Republican presidential candidate Herman Cain’s campaign is staunchly denying reports that the former chief executive of Godfather’s Pizza was involved in a sexual harassment case, saying the allegations are “questionable.”
Cain’s chief of staff, Mark Block, said on MSNBC today that the GOP candidate “has never sexually harassed anyone. Period. End of story.”
“Every negative word and accusation in the article is sourced to a series of unnamed or anonymous sources. Questionable at best,” Block said of the Politico report, which found that Cain was accused of inappropriate behavior by two women during his tenure as National Restaurant Association head from 1996 to 1999.
Per Politico, “the women complained of sexually suggestive behavior by Cain that made them angry and uncomfortable, the sources said, and they signed agreements with the restaurant group that gave them financial payouts to leave the association. The agreements also included language that bars the women from talking about their departures.”
Block said he is not aware of any cash settlement, and maintained Cain’s innocence. “Mr. Cain has never sexually harassed anyone, period,” he said, adding that when he asked his boss of the allegations, he said “the story is not true. Bring me some facts. Bring me the accuser.”
Cain, 65, will address the allegations today, Block said.

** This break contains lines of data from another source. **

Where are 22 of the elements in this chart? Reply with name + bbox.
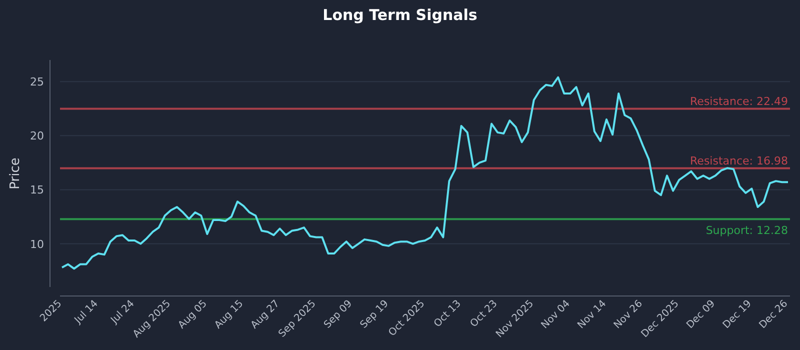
y-axis-title: Price <box>8 158 23 190</box>
x-tick-label: Oct 13 <box>432 298 464 330</box>
line-series <box>61 76 789 270</box>
y-tick-label: 20 <box>30 130 44 143</box>
x-tick-label: Aug 05 <box>176 298 210 332</box>
x-tick-label: Jul 14 <box>72 298 100 327</box>
x-tick-label: Jul 24 <box>108 298 137 327</box>
x-tick-label: Nov 14 <box>576 298 609 332</box>
ref-line-label: Support: 12.28 <box>706 224 788 238</box>
x-tick-label: Sep 09 <box>322 298 355 331</box>
x-tick-label: Oct 23 <box>468 298 500 330</box>
x-tick-label: Dec 19 <box>721 298 754 332</box>
ref-line-label: Resistance: 22.49 <box>690 94 788 108</box>
y-tick-label: 15 <box>30 184 44 197</box>
chart-title: Long Term Signals <box>322 6 478 24</box>
y-tick-label: 25 <box>30 76 44 89</box>
x-tick-label: Dec 09 <box>684 298 718 332</box>
x-tick-label: Dec 26 <box>757 298 790 332</box>
x-tick-label: Nov 04 <box>539 298 572 332</box>
x-tick-label: Aug 15 <box>212 298 246 332</box>
ref-line-label: Resistance: 16.98 <box>690 154 788 168</box>
y-tick-label: 10 <box>30 238 44 251</box>
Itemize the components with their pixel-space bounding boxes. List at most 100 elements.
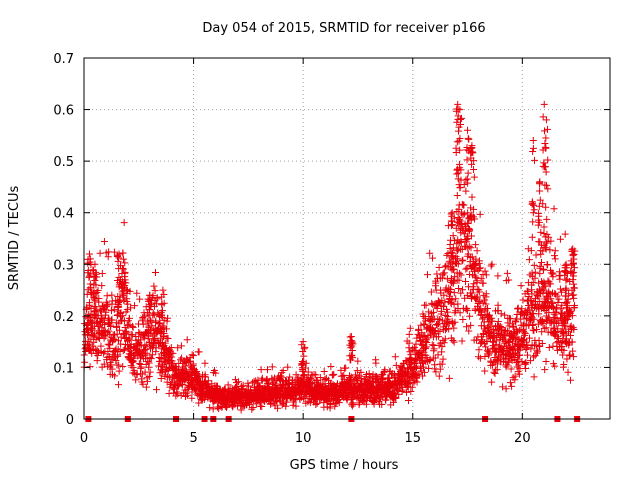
data-point: [527, 247, 535, 255]
data-point: [167, 353, 175, 361]
data-point: [106, 344, 114, 352]
data-point: [562, 268, 570, 276]
data-point: [541, 139, 549, 147]
data-point: [131, 302, 139, 310]
data-point: [188, 351, 196, 359]
data-point: [103, 292, 111, 300]
data-point: [540, 230, 548, 238]
data-point: [465, 135, 473, 143]
data-point: [116, 326, 124, 334]
data-point: [569, 291, 577, 299]
data-point: [564, 301, 572, 309]
data-point: [551, 255, 559, 263]
data-point: [406, 324, 414, 332]
data-point: [542, 324, 550, 332]
data-point: [538, 258, 546, 266]
data-point: [488, 378, 496, 386]
data-point: [423, 271, 431, 279]
data-point: [566, 331, 574, 339]
x-tick-label: 20: [514, 431, 531, 446]
data-point: [279, 367, 287, 375]
data-point: [536, 262, 544, 270]
data-point: [519, 341, 527, 349]
data-point: [125, 335, 133, 343]
data-point: [447, 248, 455, 256]
data-point: [148, 351, 156, 359]
data-point: [435, 298, 443, 306]
data-point: [167, 343, 175, 351]
data-point: [544, 292, 552, 300]
data-point: [570, 325, 578, 333]
data-point: [420, 320, 428, 328]
data-point: [433, 304, 441, 312]
data-point: [534, 348, 542, 356]
data-point: [534, 320, 542, 328]
data-point: [459, 211, 467, 219]
data-point: [456, 309, 464, 317]
data-point: [428, 341, 436, 349]
data-point: [468, 253, 476, 261]
data-point: [559, 351, 567, 359]
data-point: [85, 310, 93, 318]
data-point: [538, 339, 546, 347]
data-point: [456, 116, 464, 124]
data-point: [274, 404, 282, 412]
data-point: [186, 357, 194, 365]
data-point: [514, 356, 522, 364]
data-point: [541, 127, 549, 135]
data-point: [145, 303, 153, 311]
data-point: [456, 146, 464, 154]
data-point: [546, 246, 554, 254]
data-point: [570, 291, 578, 299]
data-point: [111, 347, 119, 355]
data-point: [512, 318, 520, 326]
data-point: [544, 125, 552, 133]
data-point: [89, 332, 97, 340]
data-point: [170, 384, 178, 392]
data-point: [299, 367, 307, 375]
data-point: [553, 333, 561, 341]
data-point: [484, 304, 492, 312]
data-point: [450, 324, 458, 332]
data-point: [412, 364, 420, 372]
data-point: [516, 326, 524, 334]
data-point: [118, 264, 126, 272]
data-point: [92, 303, 100, 311]
data-point: [121, 259, 129, 267]
data-point: [454, 100, 462, 108]
data-point: [445, 257, 453, 265]
data-point: [126, 287, 134, 295]
data-point: [440, 339, 448, 347]
data-point: [526, 357, 534, 365]
data-point: [448, 212, 456, 220]
data-point: [465, 243, 473, 251]
data-point: [456, 217, 464, 225]
data-point: [540, 223, 548, 231]
data-point: [544, 156, 552, 164]
data-point: [119, 347, 127, 355]
data-point: [129, 363, 137, 371]
y-tick-label: 0.3: [53, 258, 74, 273]
y-tick-label: 0.4: [53, 207, 74, 222]
y-tick-label: 0.5: [53, 155, 74, 170]
data-point: [394, 385, 402, 393]
data-point: [543, 215, 551, 223]
data-point: [183, 336, 191, 344]
data-point: [418, 340, 426, 348]
data-point: [468, 142, 476, 150]
y-tick-label: 0.2: [53, 310, 74, 325]
data-point: [569, 252, 577, 260]
data-point: [142, 383, 150, 391]
data-point: [195, 348, 203, 356]
data-point: [542, 163, 550, 171]
data-point: [89, 267, 97, 275]
data-point: [511, 372, 519, 380]
data-point: [139, 320, 147, 328]
data-point: [482, 290, 490, 298]
data-point: [456, 106, 464, 114]
data-point: [466, 225, 474, 233]
data-point: [453, 118, 461, 126]
data-point: [441, 298, 449, 306]
data-point: [535, 343, 543, 351]
data-point: [542, 144, 550, 152]
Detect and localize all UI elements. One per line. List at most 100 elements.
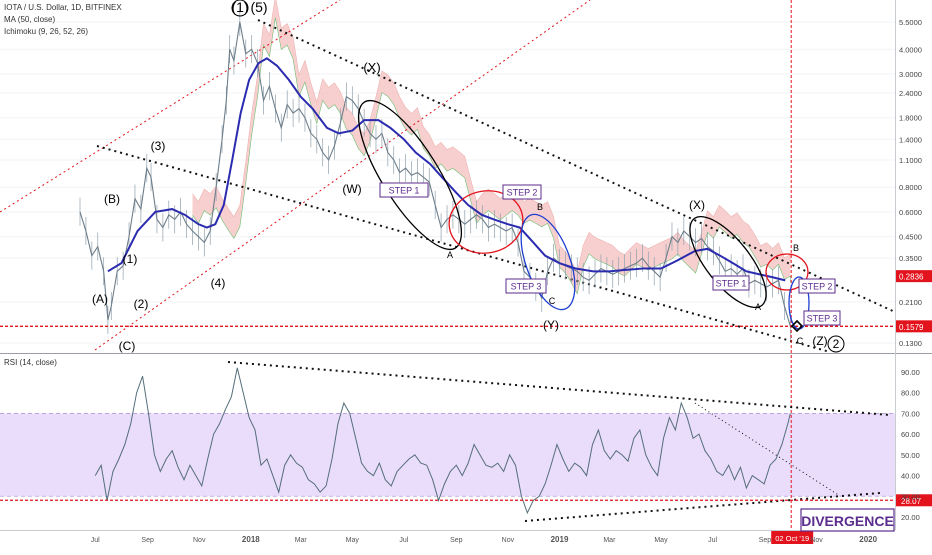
price-axis-tick: 5.5000 (899, 18, 922, 27)
price-axis-tick: 4.0000 (899, 45, 922, 54)
time-axis-label: May (654, 537, 668, 544)
price-axis-tick: 0.6000 (899, 208, 922, 217)
ellipse-step1-2019 (689, 215, 767, 309)
price-axis-tick: 0.8000 (899, 183, 922, 192)
step-label: STEP 2 (802, 282, 833, 292)
price-tag-bg-0.1579 (896, 320, 932, 333)
time-axis-label: Mar (295, 537, 308, 544)
time-axis-label: Sep (141, 537, 154, 544)
price-tag-0.2836: 0.2836 (899, 273, 924, 282)
time-axis-label: Nov (502, 537, 515, 544)
rsi-axis-tick: 20.00 (901, 513, 920, 522)
wave-label: (3) (151, 139, 166, 153)
time-axis-label: Nov (810, 537, 823, 544)
wave-label: (X) (689, 198, 705, 212)
price-axis-tick: 0.2100 (899, 298, 922, 307)
step-box (505, 278, 547, 294)
rsi-axis-tick: 30.00 (901, 492, 920, 501)
rsi-trendline-down (694, 402, 841, 497)
ellipse-step2-2019 (765, 253, 809, 291)
price-series-close (79, 21, 791, 327)
price-axis-tick: 2.4000 (899, 89, 922, 98)
wave-label: (Y) (543, 318, 559, 332)
wave-label: (1) (123, 252, 138, 266)
ma-series-50 (107, 57, 786, 282)
wave-label: (1) (231, 0, 248, 15)
wave-label: A (447, 250, 453, 260)
header-symbol: IOTA / U.S. Dollar, 1D, BITFINEX (4, 3, 122, 12)
trendline-upper (257, 19, 896, 313)
low-point-marker (790, 319, 804, 333)
header-rsi: RSI (14, close) (4, 358, 57, 367)
channel-line-lower (94, 0, 591, 351)
date-marker-tag: 02 Oct '19 (775, 534, 809, 543)
wave-label: (C) (119, 339, 136, 353)
time-axis-label: Jul (399, 537, 408, 544)
step-box (798, 278, 836, 294)
wave-circle-2 (827, 335, 845, 353)
rsi-axis-tick: 90.00 (901, 368, 920, 377)
wave-label: B (537, 202, 543, 212)
ellipse-step2-2018 (448, 190, 524, 254)
price-tag-0.1579: 0.1579 (899, 323, 924, 332)
time-axis-label: 2018 (242, 535, 260, 544)
wave-label: (B) (104, 192, 120, 206)
price-axis-tick: 1.4000 (899, 135, 922, 144)
wave-label: (X) (363, 60, 380, 75)
wave-label: (4) (211, 276, 226, 290)
rsi-level-tag: 28.07 (901, 497, 922, 506)
price-axis-tick: 0.1300 (899, 339, 922, 348)
rsi-axis-tick: 60.00 (901, 430, 920, 439)
time-axis-label: 2020 (859, 535, 877, 544)
time-axis-label: Jul (91, 537, 100, 544)
ichimoku-span-a (192, 0, 791, 274)
rsi-axis-tick: 80.00 (901, 389, 920, 398)
price-tag-bg-0.2836 (896, 270, 932, 283)
wave-label: (2) (134, 297, 149, 311)
trendline-lower (96, 145, 831, 353)
step-label: STEP 1 (716, 279, 747, 289)
rsi-axis-tick: 70.00 (901, 409, 920, 418)
rsi-axis-tick: 40.00 (901, 472, 920, 481)
wave-label: (A) (92, 292, 108, 306)
step-box (379, 182, 429, 198)
step-box (502, 184, 542, 200)
rsi-axis-tick: 50.00 (901, 451, 920, 460)
time-axis-label: May (346, 537, 360, 544)
rsi-series (94, 367, 791, 515)
date-marker-tag-bg (771, 531, 814, 544)
wave-label: (Z) (812, 334, 827, 348)
step-box (803, 310, 841, 326)
header-ichimoku: Ichimoku (9, 26, 52, 26) (4, 27, 89, 36)
wave-label: (5) (250, 0, 267, 15)
divergence-label: DIVERGENCE (801, 513, 894, 529)
step-label: STEP 3 (511, 282, 542, 292)
price-axis-tick: 3.0000 (899, 70, 922, 79)
price-axis-tick: 0.3500 (899, 254, 922, 263)
step-label: STEP 2 (507, 188, 538, 198)
wave-label: A (755, 302, 761, 312)
rsi-band (0, 413, 895, 497)
wave-label: C (549, 296, 556, 306)
wave-label: B (793, 243, 799, 253)
price-axis-tick: 0.4500 (899, 233, 922, 242)
step-label: STEP 1 (389, 186, 420, 196)
time-axis-label: Mar (603, 537, 616, 544)
step-label: STEP 3 (807, 314, 838, 324)
wave-label: (W) (342, 182, 361, 196)
price-axis-tick: 1.8000 (899, 114, 922, 123)
step-box (712, 275, 750, 291)
wave-circle-1 (231, 0, 249, 17)
wave-label: C (797, 336, 804, 346)
rsi-level-tag-bg (896, 494, 932, 507)
time-axis-label: Jul (708, 537, 717, 544)
time-axis-label: Sep (450, 537, 463, 544)
channel-line-upper (0, 0, 341, 213)
wave-label: 2 (833, 337, 840, 351)
ellipse-step3-2018 (520, 213, 576, 311)
time-axis-label: Nov (193, 537, 206, 544)
rsi-trendline-upper (227, 361, 891, 416)
header-ma: MA (50, close) (4, 15, 56, 24)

When confronted on the trail Sunday about the report, Cain refused to comment, even asking the reporter whether he had ever been accused of sexual harassment. His spokesman dubbed the accusations “garbage” and “a total distraction.”
Cain is in Washington, D.C. today, where he is first speaking about his 9-9-9 tax plan at the conservative American Enterprise Institute and then later at a luncheon at the National Press Club.
At the AEI event this morning, Cain refused to answer a question about the charges, saying that “I will go by the ground rules that my host have set,” which is discussing just his 9-9-9 plan.
According to Politico, the conversations between Cain and the two women who accused him of inappropriate behavior were “filled with innuendo or personal questions of a sexually suggestive nature, taking place at hotels during conferences, at other officially sanctioned restaurant association events and at the association’s offices.
“There were also descriptions of physical gestures that were not overtly sexual but that made women who experienced or witnessed them uncomfortable and that they regarded as improper in a professional relationship,” the article stated.